Ds. Van Eckeveld “Mensen kunnen vanuit de beste bedoelingen brieven schrijven en petities starten, maar dergelijke initiatieven kunnen alleen op een kerkelijke wijze ter tafel komen. Als dat niet wordt gedaan wordt het in de gemeente des Heeren een verwarrende toestand. De Heere God is een God van orde.”

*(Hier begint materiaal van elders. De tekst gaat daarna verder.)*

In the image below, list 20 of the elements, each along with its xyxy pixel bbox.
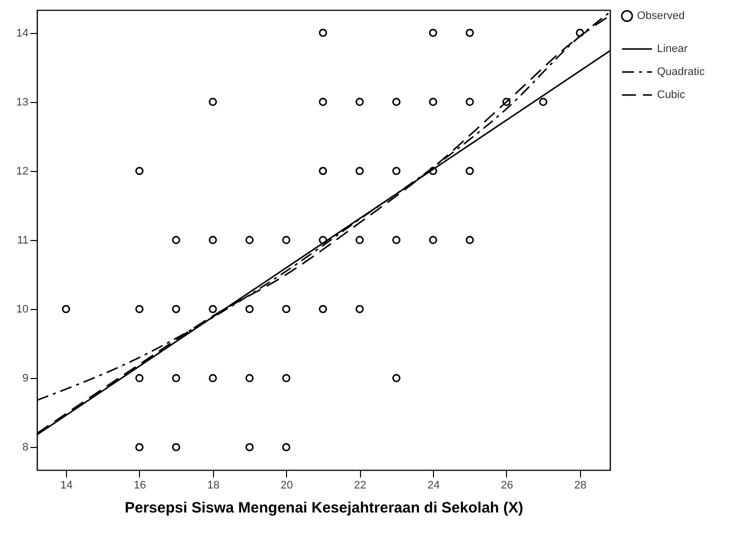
y-tick-label: 14 <box>16 27 28 40</box>
y-tick-label: 10 <box>16 304 28 316</box>
x-tick-label: 28 <box>574 480 587 492</box>
x-tick-label: 16 <box>134 480 146 492</box>
x-tick-label: 26 <box>500 480 514 492</box>
y-tick-label: 12 <box>16 165 28 178</box>
legend-label: Observed <box>637 10 685 22</box>
x-tick-label: 14 <box>60 480 73 492</box>
legend-label: Linear <box>657 43 688 55</box>
y-tick-label: 8 <box>22 442 28 454</box>
legend-label: Quadratic <box>657 66 706 78</box>
x-tick-label: 20 <box>280 480 293 492</box>
y-tick-label: 11 <box>17 234 28 246</box>
x-tick-label: 18 <box>207 480 220 492</box>
legend-label: Cubic <box>657 89 686 101</box>
x-tick-label: 22 <box>354 480 366 492</box>
y-tick-label: 13 <box>16 96 28 108</box>
x-tick-label: 24 <box>427 480 440 492</box>
y-tick-label: 9 <box>22 372 28 385</box>
x-axis-title: Persepsi Siswa Mengenai Kesejahtreraan di Sekolah (X) <box>124 500 524 516</box>
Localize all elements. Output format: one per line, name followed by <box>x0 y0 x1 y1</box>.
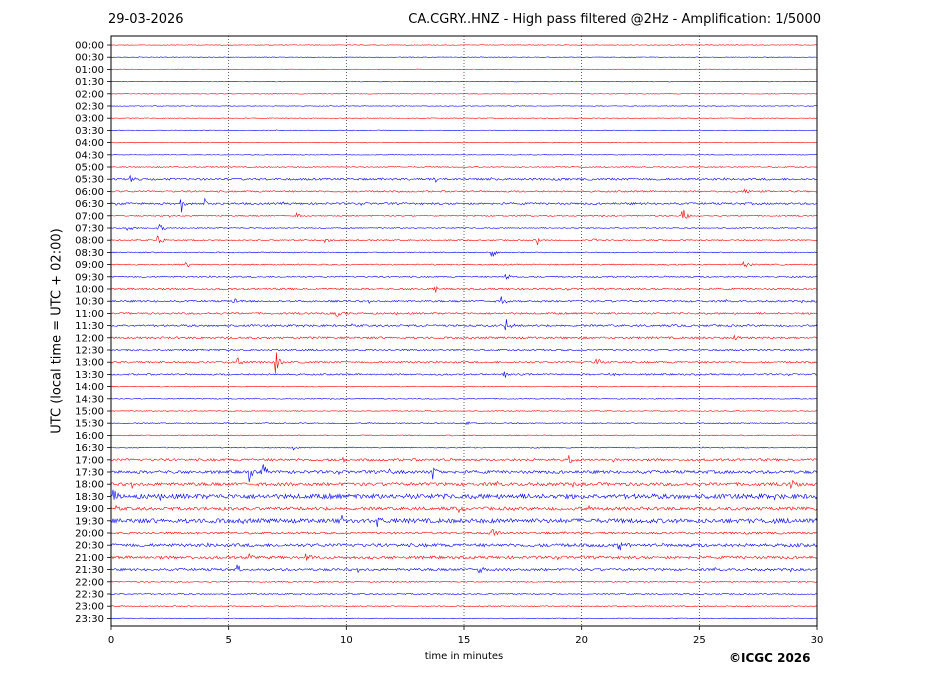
y-tick-label-0030: 00:30 <box>75 53 104 64</box>
trace-0300 <box>110 117 818 120</box>
chart-title: CA.CGRY..HNZ - High pass filtered @2Hz -… <box>408 12 821 27</box>
y-tick-label-0330: 03:30 <box>75 126 104 137</box>
y-tick-label-2100: 21:00 <box>75 553 104 564</box>
y-axis-label: UTC (local time = UTC + 02:00) <box>49 228 65 434</box>
y-tick-label-0700: 07:00 <box>75 211 104 222</box>
trace-1130 <box>110 319 818 331</box>
trace-0500 <box>110 166 818 168</box>
y-tick-label-2230: 22:30 <box>75 590 104 601</box>
trace-0600 <box>110 188 818 194</box>
trace-layer <box>110 44 818 620</box>
trace-1230 <box>110 348 818 352</box>
y-tick-label-0000: 00:00 <box>75 41 104 52</box>
y-tick-label-0830: 08:30 <box>75 248 104 259</box>
x-tick-label-20: 20 <box>575 635 588 646</box>
trace-1330 <box>110 371 818 378</box>
y-tick-label-1200: 12:00 <box>75 333 104 344</box>
y-tick-label-1130: 11:30 <box>75 321 104 332</box>
trace-1200 <box>110 334 818 341</box>
trace-1800 <box>110 479 818 490</box>
y-tick-label-0530: 05:30 <box>75 175 104 186</box>
trace-1400 <box>110 385 818 388</box>
grid-layer <box>228 36 700 626</box>
y-tick-label-1600: 16:00 <box>75 431 104 442</box>
trace-0430 <box>110 153 818 156</box>
y-tick-label-0800: 08:00 <box>75 236 104 247</box>
y-tick-label-1700: 17:00 <box>75 455 104 466</box>
y-tick-label-1030: 10:30 <box>75 297 104 308</box>
y-tick-label-1800: 18:00 <box>75 480 104 491</box>
y-tick-label-0730: 07:30 <box>75 224 104 235</box>
y-tick-label-1430: 14:30 <box>75 394 104 405</box>
y-tick-label-0900: 09:00 <box>75 260 104 271</box>
trace-0630 <box>110 197 818 213</box>
y-tick-label-2300: 23:00 <box>75 602 104 613</box>
y-tick-label-1100: 11:00 <box>75 309 104 320</box>
y-tick-label-1400: 14:00 <box>75 382 104 393</box>
trace-1100 <box>110 311 818 317</box>
y-tick-label-0200: 02:00 <box>75 89 104 100</box>
y-tick-label-0100: 01:00 <box>75 65 104 76</box>
y-tick-label-2000: 20:00 <box>75 529 104 540</box>
trace-0400 <box>110 141 818 144</box>
x-tick-label-10: 10 <box>340 635 353 646</box>
plot-frame <box>110 35 818 627</box>
date-label: 29-03-2026 <box>108 12 184 27</box>
trace-0330 <box>110 129 818 132</box>
y-tick-label-1500: 15:00 <box>75 407 104 418</box>
x-tick-label-5: 5 <box>225 635 231 646</box>
y-tick-label-1230: 12:30 <box>75 346 104 357</box>
y-tick-label-0630: 06:30 <box>75 199 104 210</box>
x-tick-layer: 0 5 10 15 20 25 30 <box>108 626 824 646</box>
y-tick-label-0930: 09:30 <box>75 272 104 283</box>
trace-1300 <box>110 352 818 374</box>
y-tick-label-0400: 04:00 <box>75 138 104 149</box>
y-tick-label-0300: 03:00 <box>75 114 104 125</box>
trace-1730 <box>110 464 818 482</box>
y-tick-label-0430: 04:30 <box>75 150 104 161</box>
y-tick-label-0230: 02:30 <box>75 102 104 113</box>
y-tick-label-0130: 01:30 <box>75 77 104 88</box>
trace-2100 <box>110 552 818 561</box>
x-tick-label-25: 25 <box>693 635 706 646</box>
trace-1900 <box>110 504 818 514</box>
x-tick-label-15: 15 <box>458 635 471 646</box>
trace-0530 <box>110 174 818 183</box>
y-tick-label-1830: 18:30 <box>75 492 104 503</box>
trace-2000 <box>110 529 818 537</box>
trace-2130 <box>110 564 818 574</box>
y-tick-label-1530: 15:30 <box>75 419 104 430</box>
y-tick-label-2200: 22:00 <box>75 577 104 588</box>
y-tick-label-2130: 21:30 <box>75 565 104 576</box>
y-tick-label-0600: 06:00 <box>75 187 104 198</box>
y-tick-label-1330: 13:30 <box>75 370 104 381</box>
x-axis-label: time in minutes <box>424 651 504 662</box>
y-tick-label-0500: 05:00 <box>75 163 104 174</box>
y-tick-label-2330: 23:30 <box>75 614 104 625</box>
y-tick-label-1300: 13:00 <box>75 358 104 369</box>
y-tick-label-1630: 16:30 <box>75 443 104 454</box>
x-tick-label-30: 30 <box>811 635 824 646</box>
y-tick-label-2030: 20:30 <box>75 541 104 552</box>
copyright-label: ©ICGC 2026 <box>729 651 811 665</box>
x-tick-label-0: 0 <box>108 635 114 646</box>
y-tick-label-1000: 10:00 <box>75 285 104 296</box>
y-tick-label-1900: 19:00 <box>75 504 104 515</box>
y-tick-label-1930: 19:30 <box>75 516 104 527</box>
y-tick-label-1730: 17:30 <box>75 468 104 479</box>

Helemaal mee eens! Mijn brief in het RD is dan ook in de eerste plaats een opiniebijdrage. Een persoonlijke reflectie over hoe ik het blijvend kerkelijk gescheiden voortleven voor mijzelf ervaar. Daarbij wil ik door middel van de petitie een zwijgende massa een stem geven. Niet meer en niet minder. Een signaal afgeven. Uiteindelijk moeten de personen, die de door God ingestelde ambten bekleden, onder de voorlichting van de Heilige Geest, besluiten wel of geen verdere stappen te ondernemen. Daar ga ik niet over; daarin moet je je plaats weten.
Ds. Van Eckeveld vervolgt: “De initiatiefnemer zou zijn wens kunnen delen met zijn kerkenraad. Vervolgens kan de kerkenraad daarmee naar de classis stappen. Via de classis kan dit initiatief vervolgens worden besproken op de generale synode.” Van Eckeveld voegt toe dat beide kerken via de Deputaatschap Kerkelijke Eenheid met elkaar in gesprek zijn. “Daar proberen we elkaar meer en meer te vinden.”
Vooralsnog ben ik niet voornemens om de formele kerkelijke weg te bewandelen. Dit omdat gesprekken op het hoogste kerkelijke niveau plaatsvinden sinds 2001. Ga ik de kerkelijke weg bewandelen, dan kom ik uit bij dezelfde mensen die deze gesprekken reeds voeren. Alleen omdat de gesprekken tot op heden niet leiden tot concrete stappen, om te komen tot kerkelijke eenheid, heb ik dit signaal willen afgeven. Voor alsnog zie ik in deze petitie nog niet het middel om een doorbraak hierin te bewerken. Ik denk dat de binnenkamer hierin een heilzamere weg is.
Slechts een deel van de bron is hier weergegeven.